Postales de una historia rodante.
La gran pregunta que les hacen siempre es ¿de qué van a vivir? Pero ellos no parecen preocupados por eso. "Tenemos un poco de dinero -dice Jeremías-, nada más. Yo hago fotografías, señaladores y postales que vendemos en los lugares donde vamos parando. Eso nos permite movernos. También vamos haciendo un registro de los lugares que vamos conociendo y cargamos todo a la web. Tenemos un sitio en Facebook, un blog y un canal de Youtube. La gente se entera de nuestro viaje y en cada lugar que vamos siempre hay alguien que nos abre la puerta de su casa. Los viajeros son solidarios, y la gente también. Es más, ayer un chico de Toay nos vino a ver al camping y se ofreció para lo que necesitáramos".
-Este viaje es una gran aventura, es lanzarse a un mundo desconocido, muchas veces hostil ¿A que cosas le temen?

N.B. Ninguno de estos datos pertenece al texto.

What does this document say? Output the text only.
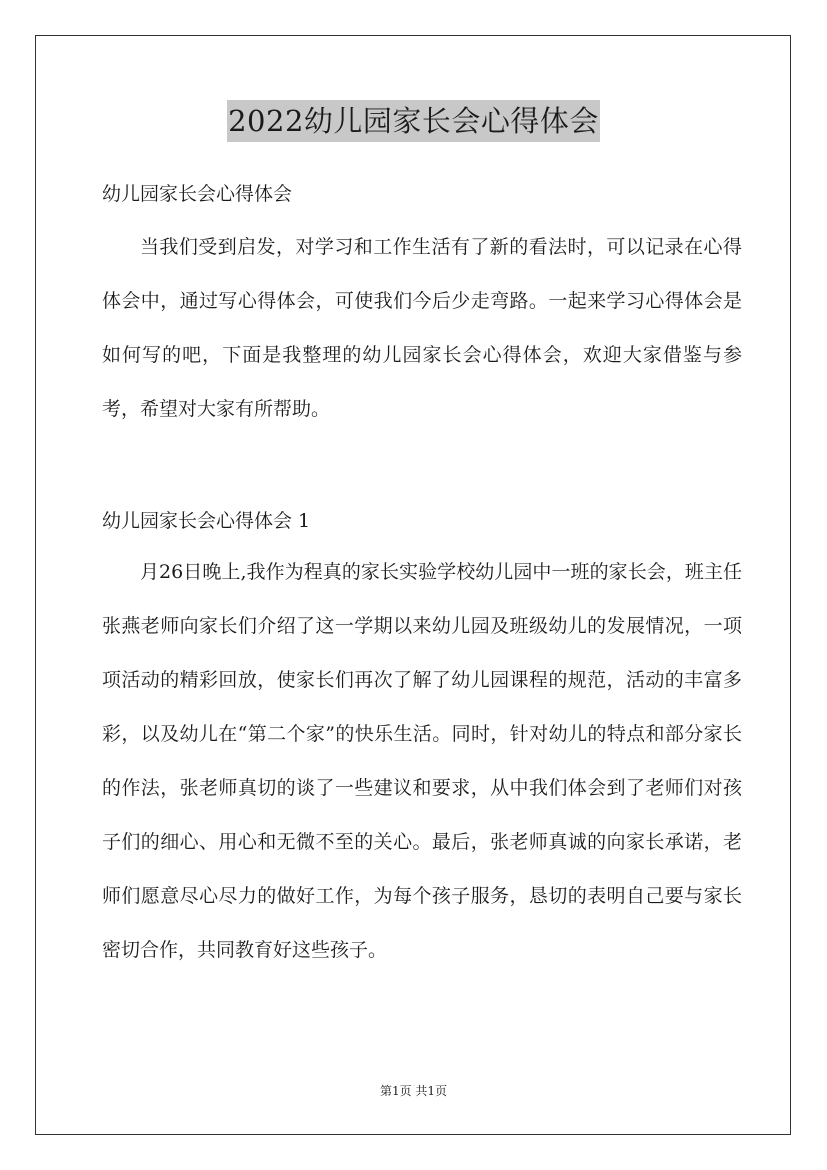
2022幼儿园家长会心得体会

幼儿园家长会心得体会

当我们受到启发，对学习和工作生活有了新的看法时，可以记录在心得体会中，通过写心得体会，可使我们今后少走弯路。一起来学习心得体会是如何写的吧，下面是我整理的幼儿园家长会心得体会，欢迎大家借鉴与参考，希望对大家有所帮助。

幼儿园家长会心得体会 1

月26日晚上,我作为程真的家长实验学校幼儿园中一班的家长会，班主任张燕老师向家长们介绍了这一学期以来幼儿园及班级幼儿的发展情况，一项项活动的精彩回放，使家长们再次了解了幼儿园课程的规范，活动的丰富多彩，以及幼儿在“第二个家”的快乐生活。同时，针对幼儿的特点和部分家长的作法，张老师真切的谈了一些建议和要求，从中我们体会到了老师们对孩子们的细心、用心和无微不至的关心。最后，张老师真诚的向家长承诺，老师们愿意尽心尽力的做好工作，为每个孩子服务，恳切的表明自己要与家长密切合作，共同教育好这些孩子。

第1页 共1页
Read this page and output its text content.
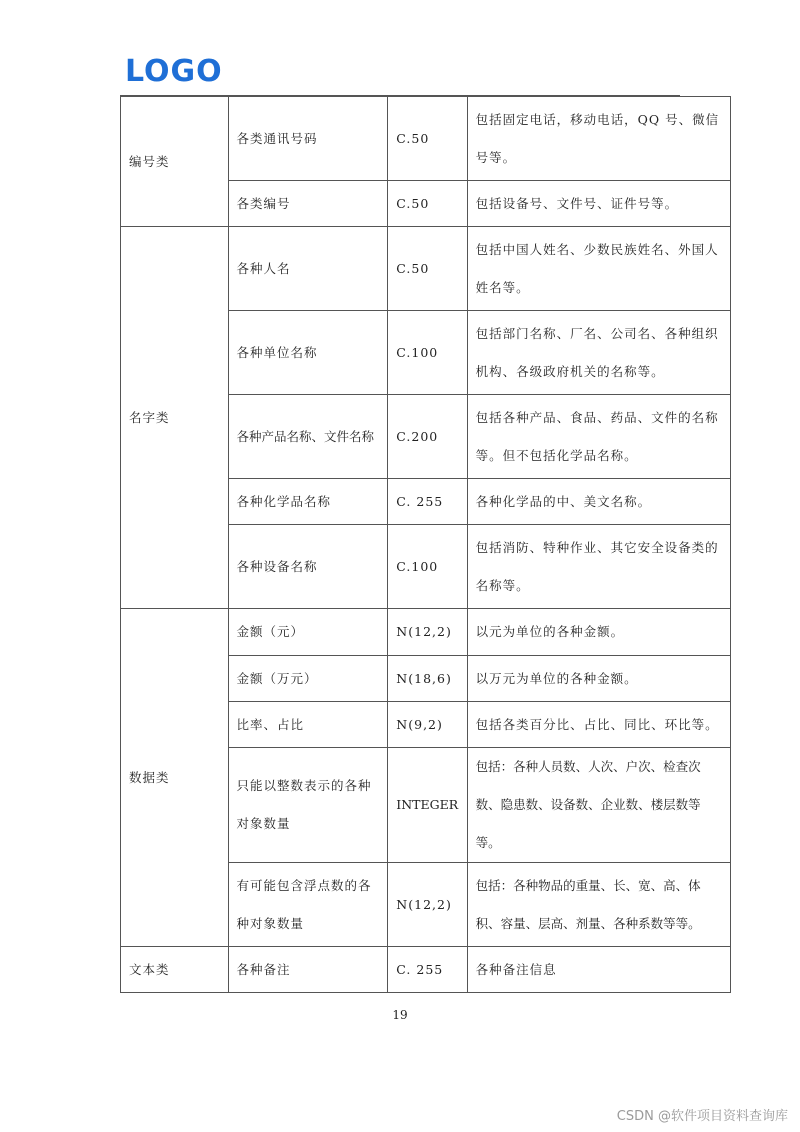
LOGO
编号类	各类通讯号码	C.50	包括固定电话，移动电话，QQ 号、微信号等。
	各类编号	C.50	包括设备号、文件号、证件号等。
名字类	各种人名	C.50	包括中国人姓名、少数民族姓名、外国人姓名等。
	各种单位名称	C.100	包括部门名称、厂名、公司名、各种组织机构、各级政府机关的名称等。
	各种产品名称、文件名称	C.200	包括各种产品、食品、药品、文件的名称等。但不包括化学品名称。
	各种化学品名称	C. 255	各种化学品的中、美文名称。
	各种设备名称	C.100	包括消防、特种作业、其它安全设备类的名称等。
数据类	金额（元）	N(12,2)	以元为单位的各种金额。
	金额（万元）	N(18,6)	以万元为单位的各种金额。
	比率、占比	N(9,2)	包括各类百分比、占比、同比、环比等。
	只能以整数表示的各种对象数量	INTEGER	包括：各种人员数、人次、户次、检查次数、隐患数、设备数、企业数、楼层数等等。
	有可能包含浮点数的各种对象数量	N(12,2)	包括：各种物品的重量、长、宽、高、体积、容量、层高、剂量、各种系数等等。
文本类	各种备注	C. 255	各种备注信息
19
CSDN @软件项目资料查询库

-El miedo más grande de todos es salir. Uno a veces piensa en las cosas que pueden pasar, pero eso no tiene sentido. En la ruta hay mucha gente, y el camino te va juntando.

Ilustres visitantes.
Quizás por su carisma, su simpatía o lo grandilocuente de la hazaña, en cada lugar al que llega la familia siempre es bien recibida. En su Fan Page de Facebook, "De Argentina al Mundo en R12", los viajeros no dejan de recibir palabras de aliento e invitaciones. También hay quienes se sacan fotos al lado del Pamperito, que generalmente Jeremías estaciona en el centro de cada ciudad, debajo de un monumento o enfrente a la municipalidad. El padre de familia, es en ese sentido, el mejor agente de marketing de la aventura.